The three largest glaciers in Greenland contributed around 8.1 mm to the rise in sea levels between 1880–2012 reports a paper in Nature Communications. The study suggests that under the current worst case scenario for global temperature rise by the end of the century (RCP 8.5), these glaciers could lose more ice than has previously been predicted.
Jakobshavn Isbræ, Kangerlussuaq Glacier and Helheim Glacier in Greenland, hold enough ice to raise sea levels by around 1.3 metres. Previous studies have estimated the ice loss from these glaciers since the 1970s, but changes which took place throughout the 19th and 20th centuries are poorly understood.
Shfaqat Abbas Khan and colleagues used historical photographs to calculate the amount of ice lost from these glaciers from 1880–2012. The authors estimate that Jakobshavn Isbræ lost a total mass of approximately 1,518 gigatonnes over this period, while Kangerlussuaq Glacier and Helheim Glacier lost 1,381 and 31 gigatonnes from 1900–2012, respectively. They calculate that this translates to an 8.1 mm rise in sea levels.
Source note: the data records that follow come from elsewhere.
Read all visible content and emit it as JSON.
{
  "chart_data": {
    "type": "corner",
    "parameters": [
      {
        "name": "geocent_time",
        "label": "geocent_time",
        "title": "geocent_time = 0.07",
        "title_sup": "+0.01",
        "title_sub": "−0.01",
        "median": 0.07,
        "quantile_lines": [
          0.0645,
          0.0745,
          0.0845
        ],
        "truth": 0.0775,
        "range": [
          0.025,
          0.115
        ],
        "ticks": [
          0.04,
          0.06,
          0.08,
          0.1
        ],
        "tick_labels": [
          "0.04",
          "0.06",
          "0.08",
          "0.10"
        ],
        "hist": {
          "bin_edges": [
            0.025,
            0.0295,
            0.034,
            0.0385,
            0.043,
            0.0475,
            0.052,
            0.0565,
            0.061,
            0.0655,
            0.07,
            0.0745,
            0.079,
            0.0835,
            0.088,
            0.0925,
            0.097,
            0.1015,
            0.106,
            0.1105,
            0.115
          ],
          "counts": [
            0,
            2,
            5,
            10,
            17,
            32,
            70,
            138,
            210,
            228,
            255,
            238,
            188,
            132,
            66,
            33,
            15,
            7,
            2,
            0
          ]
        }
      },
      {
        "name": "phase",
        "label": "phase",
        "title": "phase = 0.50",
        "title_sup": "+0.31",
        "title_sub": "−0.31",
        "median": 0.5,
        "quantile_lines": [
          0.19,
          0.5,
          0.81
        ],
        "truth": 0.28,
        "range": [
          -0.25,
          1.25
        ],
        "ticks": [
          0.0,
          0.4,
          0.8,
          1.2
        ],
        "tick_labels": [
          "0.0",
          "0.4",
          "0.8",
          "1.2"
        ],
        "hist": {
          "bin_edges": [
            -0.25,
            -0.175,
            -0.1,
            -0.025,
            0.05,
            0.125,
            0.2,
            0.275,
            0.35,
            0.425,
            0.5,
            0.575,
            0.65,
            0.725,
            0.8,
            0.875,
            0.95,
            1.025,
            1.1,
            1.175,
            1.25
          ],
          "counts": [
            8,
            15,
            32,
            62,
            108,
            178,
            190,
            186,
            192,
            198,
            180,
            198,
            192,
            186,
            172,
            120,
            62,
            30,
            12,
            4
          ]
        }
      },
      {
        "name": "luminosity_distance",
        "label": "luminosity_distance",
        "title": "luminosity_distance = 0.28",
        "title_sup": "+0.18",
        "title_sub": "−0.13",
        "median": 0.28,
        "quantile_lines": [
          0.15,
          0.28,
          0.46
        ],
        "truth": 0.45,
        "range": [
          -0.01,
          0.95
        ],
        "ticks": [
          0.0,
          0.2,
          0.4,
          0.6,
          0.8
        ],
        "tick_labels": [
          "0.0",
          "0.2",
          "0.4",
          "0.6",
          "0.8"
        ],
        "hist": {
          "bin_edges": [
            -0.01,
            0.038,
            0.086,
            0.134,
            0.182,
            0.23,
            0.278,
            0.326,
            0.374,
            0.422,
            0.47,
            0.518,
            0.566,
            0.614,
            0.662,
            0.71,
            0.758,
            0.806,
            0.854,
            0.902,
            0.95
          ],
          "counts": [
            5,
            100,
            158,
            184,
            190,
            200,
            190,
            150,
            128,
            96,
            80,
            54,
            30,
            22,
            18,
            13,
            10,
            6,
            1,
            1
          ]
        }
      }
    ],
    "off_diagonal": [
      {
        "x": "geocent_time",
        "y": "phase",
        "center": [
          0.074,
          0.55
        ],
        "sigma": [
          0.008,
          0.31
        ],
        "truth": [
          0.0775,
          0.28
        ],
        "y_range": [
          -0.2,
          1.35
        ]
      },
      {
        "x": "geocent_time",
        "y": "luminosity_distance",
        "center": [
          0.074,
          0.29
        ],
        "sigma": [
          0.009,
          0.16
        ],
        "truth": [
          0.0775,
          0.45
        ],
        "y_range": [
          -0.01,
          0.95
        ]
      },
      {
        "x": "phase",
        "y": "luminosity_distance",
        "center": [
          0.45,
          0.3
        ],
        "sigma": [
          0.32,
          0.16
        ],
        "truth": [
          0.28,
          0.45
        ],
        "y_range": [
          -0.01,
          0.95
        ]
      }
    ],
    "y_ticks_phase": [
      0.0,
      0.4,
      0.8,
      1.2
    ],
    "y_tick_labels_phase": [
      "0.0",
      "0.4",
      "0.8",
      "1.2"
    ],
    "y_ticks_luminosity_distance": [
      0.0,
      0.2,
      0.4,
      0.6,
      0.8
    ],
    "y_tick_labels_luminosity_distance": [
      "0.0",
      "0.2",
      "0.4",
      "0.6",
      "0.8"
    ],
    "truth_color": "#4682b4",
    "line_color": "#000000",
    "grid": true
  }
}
Under RCP 8.5, models suggest that the mass loss from these three glaciers could contribute 9.1–14.9 mm to sea level rise by 2100. However, with global temperatures predicted to rise by an additional 3.7 °C by 2100 under RCP 8.5, approximately four times larger than that which has taken place since 1880, the authors suggest that the ice loss from the three glaciers could exceed current projections for this scenario.